White House Deputy Director of Homeland Security Ken Cuccinelli. White House Advisor and Donald Trump’s son-in-law Jared Kushner. Former congressman Jason Chaffetz (R-UT). All vocal opponents of inclusive immigration policies and all people whose ancestors would have been turned away if Donald Trump’s latest immigration policy was in effect when they came to our borders.
In late 2018 the Department of Homeland Security (DHS) announced a proposed regulation, and in August of 2019, DHS published the final version of the regulation that would deny entry to migrants who may depend on federal public assistance programs. And the new regulation’s cruelty doesn’t end at our borders. As Quartz geopolitics reporter Annalisa Merelli points out, immigrants who have resided in the United States “who have used food stamps or been hospitalized for long-term care through Medicaid can now be denied a green card.” Last week, as the rule took effect, the Department of Justice formed a new section in its Office of Immigration Litigation “dedicated to denaturalizing foreign-born citizens” based on recommendations from DHS.
Immediately, lawsuits were filed against the administration in an effort to halt this miscarriage of justice, but the Trump administration turned to the Supreme Court, asking that the rule take effect regardless of any outstanding legal challenges or state freezes. In a five-four decision in January of 2020, the Supreme Court allowed the rule to go into effect in forty-nine states, excluding Illinois due to an outstanding judicial injunction. On Friday, February 21, the Supreme Court issued an additional decision lifting the final injunction and allowing national implementation of the rule.
The rule change began to affect vulnerable communities even before its official implementation, as noncitizens began dropping out of benefit programs in fear of immigration consequences.

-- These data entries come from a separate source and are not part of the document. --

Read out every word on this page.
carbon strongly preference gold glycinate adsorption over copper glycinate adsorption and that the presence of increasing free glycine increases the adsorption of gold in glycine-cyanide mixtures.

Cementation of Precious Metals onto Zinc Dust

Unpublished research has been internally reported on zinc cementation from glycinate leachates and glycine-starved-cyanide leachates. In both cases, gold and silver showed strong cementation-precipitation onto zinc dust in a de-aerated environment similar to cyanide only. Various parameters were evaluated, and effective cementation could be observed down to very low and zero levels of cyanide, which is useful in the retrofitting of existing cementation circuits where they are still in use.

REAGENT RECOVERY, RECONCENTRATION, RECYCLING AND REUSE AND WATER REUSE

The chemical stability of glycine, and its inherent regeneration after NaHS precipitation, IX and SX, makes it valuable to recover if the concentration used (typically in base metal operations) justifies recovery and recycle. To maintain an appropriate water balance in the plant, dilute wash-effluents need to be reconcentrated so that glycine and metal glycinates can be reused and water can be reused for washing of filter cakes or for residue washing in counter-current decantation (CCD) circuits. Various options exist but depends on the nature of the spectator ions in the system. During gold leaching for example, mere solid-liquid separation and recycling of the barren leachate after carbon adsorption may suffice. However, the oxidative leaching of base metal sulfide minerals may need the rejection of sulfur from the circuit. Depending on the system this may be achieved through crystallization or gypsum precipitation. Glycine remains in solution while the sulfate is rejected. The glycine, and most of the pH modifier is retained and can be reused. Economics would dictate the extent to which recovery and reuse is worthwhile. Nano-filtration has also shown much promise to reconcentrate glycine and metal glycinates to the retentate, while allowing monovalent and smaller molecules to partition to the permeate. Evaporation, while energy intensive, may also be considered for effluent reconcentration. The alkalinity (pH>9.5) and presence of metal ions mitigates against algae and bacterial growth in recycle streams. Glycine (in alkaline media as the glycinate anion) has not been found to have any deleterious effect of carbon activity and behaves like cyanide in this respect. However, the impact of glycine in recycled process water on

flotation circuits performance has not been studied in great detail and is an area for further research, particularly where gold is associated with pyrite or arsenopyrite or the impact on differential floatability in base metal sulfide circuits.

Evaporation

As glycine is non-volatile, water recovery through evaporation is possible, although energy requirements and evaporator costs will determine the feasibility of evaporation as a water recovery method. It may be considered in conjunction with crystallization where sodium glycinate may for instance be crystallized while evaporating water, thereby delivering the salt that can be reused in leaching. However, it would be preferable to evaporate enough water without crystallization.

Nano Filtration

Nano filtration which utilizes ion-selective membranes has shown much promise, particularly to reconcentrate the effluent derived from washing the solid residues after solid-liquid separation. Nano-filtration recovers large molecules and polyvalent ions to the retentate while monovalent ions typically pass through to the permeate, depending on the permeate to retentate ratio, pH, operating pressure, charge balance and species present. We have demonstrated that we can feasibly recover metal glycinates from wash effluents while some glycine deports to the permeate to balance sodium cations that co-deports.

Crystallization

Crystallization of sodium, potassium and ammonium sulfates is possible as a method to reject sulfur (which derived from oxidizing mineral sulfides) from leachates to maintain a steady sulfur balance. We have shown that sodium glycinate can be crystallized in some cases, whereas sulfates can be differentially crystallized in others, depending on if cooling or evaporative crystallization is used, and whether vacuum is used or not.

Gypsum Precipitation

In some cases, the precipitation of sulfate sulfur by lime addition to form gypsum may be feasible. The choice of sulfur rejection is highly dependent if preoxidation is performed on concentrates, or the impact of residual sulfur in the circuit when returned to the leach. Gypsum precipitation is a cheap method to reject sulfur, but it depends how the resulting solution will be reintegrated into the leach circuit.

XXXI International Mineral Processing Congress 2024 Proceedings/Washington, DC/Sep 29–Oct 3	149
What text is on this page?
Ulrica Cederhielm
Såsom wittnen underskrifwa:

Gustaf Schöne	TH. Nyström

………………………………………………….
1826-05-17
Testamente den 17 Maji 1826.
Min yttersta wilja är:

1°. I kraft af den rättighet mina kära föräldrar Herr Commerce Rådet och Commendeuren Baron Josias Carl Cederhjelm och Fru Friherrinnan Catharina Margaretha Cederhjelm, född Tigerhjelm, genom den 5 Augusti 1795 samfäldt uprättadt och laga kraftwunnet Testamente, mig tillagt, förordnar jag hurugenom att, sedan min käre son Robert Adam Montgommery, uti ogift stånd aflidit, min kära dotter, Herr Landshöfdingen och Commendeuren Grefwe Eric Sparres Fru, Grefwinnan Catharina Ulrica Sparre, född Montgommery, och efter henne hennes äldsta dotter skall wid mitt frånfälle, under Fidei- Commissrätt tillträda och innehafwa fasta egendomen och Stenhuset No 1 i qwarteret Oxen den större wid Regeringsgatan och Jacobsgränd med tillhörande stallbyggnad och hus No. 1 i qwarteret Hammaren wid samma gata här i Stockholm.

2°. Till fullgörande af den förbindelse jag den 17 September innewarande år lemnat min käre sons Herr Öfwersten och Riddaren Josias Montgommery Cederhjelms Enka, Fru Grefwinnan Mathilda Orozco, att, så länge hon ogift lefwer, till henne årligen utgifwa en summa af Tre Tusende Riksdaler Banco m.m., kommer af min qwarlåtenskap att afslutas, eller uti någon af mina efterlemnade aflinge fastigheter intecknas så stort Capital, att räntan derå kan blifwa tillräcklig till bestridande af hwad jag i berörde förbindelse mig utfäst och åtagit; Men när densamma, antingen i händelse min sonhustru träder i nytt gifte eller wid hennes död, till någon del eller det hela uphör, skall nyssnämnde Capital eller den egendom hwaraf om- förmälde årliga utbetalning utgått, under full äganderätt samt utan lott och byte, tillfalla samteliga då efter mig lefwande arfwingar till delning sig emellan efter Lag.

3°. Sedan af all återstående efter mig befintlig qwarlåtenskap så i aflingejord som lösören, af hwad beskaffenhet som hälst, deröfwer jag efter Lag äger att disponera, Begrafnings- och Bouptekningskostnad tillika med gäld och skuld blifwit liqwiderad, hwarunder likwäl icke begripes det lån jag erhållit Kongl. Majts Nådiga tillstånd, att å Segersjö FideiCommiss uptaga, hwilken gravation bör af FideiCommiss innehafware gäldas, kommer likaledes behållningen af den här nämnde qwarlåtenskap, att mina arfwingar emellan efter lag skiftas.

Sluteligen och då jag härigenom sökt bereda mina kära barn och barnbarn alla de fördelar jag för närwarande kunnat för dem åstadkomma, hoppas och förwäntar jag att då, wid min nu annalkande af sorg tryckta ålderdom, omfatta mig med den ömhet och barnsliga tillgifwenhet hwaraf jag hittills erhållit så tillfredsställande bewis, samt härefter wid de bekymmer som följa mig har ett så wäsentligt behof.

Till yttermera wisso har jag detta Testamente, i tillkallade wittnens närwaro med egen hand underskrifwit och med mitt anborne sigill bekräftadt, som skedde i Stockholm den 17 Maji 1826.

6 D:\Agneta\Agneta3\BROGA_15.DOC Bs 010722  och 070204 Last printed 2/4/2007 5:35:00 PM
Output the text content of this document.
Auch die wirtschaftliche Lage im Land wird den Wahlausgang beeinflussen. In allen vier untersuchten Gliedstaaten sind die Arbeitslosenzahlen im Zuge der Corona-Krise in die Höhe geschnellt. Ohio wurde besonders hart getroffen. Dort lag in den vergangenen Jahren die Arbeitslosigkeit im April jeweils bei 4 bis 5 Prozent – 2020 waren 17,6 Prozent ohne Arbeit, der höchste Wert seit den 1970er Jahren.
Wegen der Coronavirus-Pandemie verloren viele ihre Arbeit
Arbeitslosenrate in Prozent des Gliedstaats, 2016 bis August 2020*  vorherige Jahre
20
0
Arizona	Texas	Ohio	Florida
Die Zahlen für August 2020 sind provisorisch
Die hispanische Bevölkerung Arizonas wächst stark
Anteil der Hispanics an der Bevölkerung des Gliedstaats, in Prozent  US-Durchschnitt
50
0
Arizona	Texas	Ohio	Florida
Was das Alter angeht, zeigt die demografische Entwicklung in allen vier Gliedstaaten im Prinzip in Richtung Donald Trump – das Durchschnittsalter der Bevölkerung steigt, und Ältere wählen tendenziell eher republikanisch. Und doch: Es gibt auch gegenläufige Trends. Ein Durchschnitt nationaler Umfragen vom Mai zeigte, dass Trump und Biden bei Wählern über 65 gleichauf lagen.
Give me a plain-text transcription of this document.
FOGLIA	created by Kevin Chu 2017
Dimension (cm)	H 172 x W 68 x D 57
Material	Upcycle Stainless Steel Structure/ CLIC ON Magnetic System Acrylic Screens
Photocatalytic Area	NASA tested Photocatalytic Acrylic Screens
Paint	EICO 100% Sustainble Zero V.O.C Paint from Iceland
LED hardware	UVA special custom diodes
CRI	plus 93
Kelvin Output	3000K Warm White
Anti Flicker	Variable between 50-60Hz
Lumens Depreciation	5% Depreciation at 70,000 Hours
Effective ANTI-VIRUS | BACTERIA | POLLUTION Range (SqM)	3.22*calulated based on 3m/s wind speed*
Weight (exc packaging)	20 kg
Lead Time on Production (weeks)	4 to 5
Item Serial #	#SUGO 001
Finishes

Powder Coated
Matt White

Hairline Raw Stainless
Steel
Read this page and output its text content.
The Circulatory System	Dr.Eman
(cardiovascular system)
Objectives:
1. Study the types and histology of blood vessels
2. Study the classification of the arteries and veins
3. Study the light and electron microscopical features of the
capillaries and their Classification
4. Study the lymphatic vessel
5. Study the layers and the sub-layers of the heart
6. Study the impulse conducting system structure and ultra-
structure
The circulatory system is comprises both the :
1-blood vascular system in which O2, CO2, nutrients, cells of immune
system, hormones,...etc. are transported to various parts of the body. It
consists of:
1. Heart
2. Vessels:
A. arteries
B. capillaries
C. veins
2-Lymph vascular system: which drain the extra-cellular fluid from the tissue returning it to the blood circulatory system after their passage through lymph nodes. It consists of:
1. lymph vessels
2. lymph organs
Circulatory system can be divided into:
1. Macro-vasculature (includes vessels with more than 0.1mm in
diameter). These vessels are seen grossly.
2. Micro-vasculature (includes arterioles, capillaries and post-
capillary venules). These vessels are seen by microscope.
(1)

In her dissent from the most recent decision, Justice Sonia Sotomayor noted that the federal government has sought emergency action from the Supreme Court in an unprecedented number of cases. Sotomayor argued that these emergency applications disrupt the “normal appellate process,” taking authority from the state courts who are deliberating on these policy questions.
Aside from the inherent cruelty in punishing those in need, the facts of this issue robustly dispute the Trump administration’s argument. According to a 2019 report from the nonpartisan Center on Budget and Policy Priorities (CBPP), immigrants who utilize public benefits have high rates of employment over time, and the large majority of “those who have used benefits at any point were employed a majority of the time, and even more were either employed or had an employed spouse.” Most immigrants who take advantage of these programs only do so temporarily, using them as the programs were originally intended: short-term support for people who have been struck by misfortune or whose circumstances find them otherwise unable to support themselves 100 percent.
The impact of this policy will be far-reaching. Immigrants are key to a number of sectors across the American economy. For example, immigration bolsters the falling national birth rate, ensuring that as the baby boomer generation ages out of the workforce, the national ratio of workers to retirees remains stable.
At the most recent meeting of the American Humanist Association Board of Directors, the organization expanded its scope of advocacy work to include immigration justice. The resolution demands that the humanity of refugees and migrants be front and center in our immigration policy, stating, in part, that
Policies which unduly restrict immigration or discriminate against immigrants are not only contrary to a modern, pluralistic society, but serve to disadvantage the country and its citizens.
“I came here with nothing.” So begin so many stories of the success immigrants to the United States have achieved since the country’s founding. From nothing comes something—a break, a helping hand, hard work and determination, and the interconnectedness of people sharing a common land, an economy, and a similar dream of a better life. To halt that process and turn people away or cut them off is not something humanists are willing to rationalize.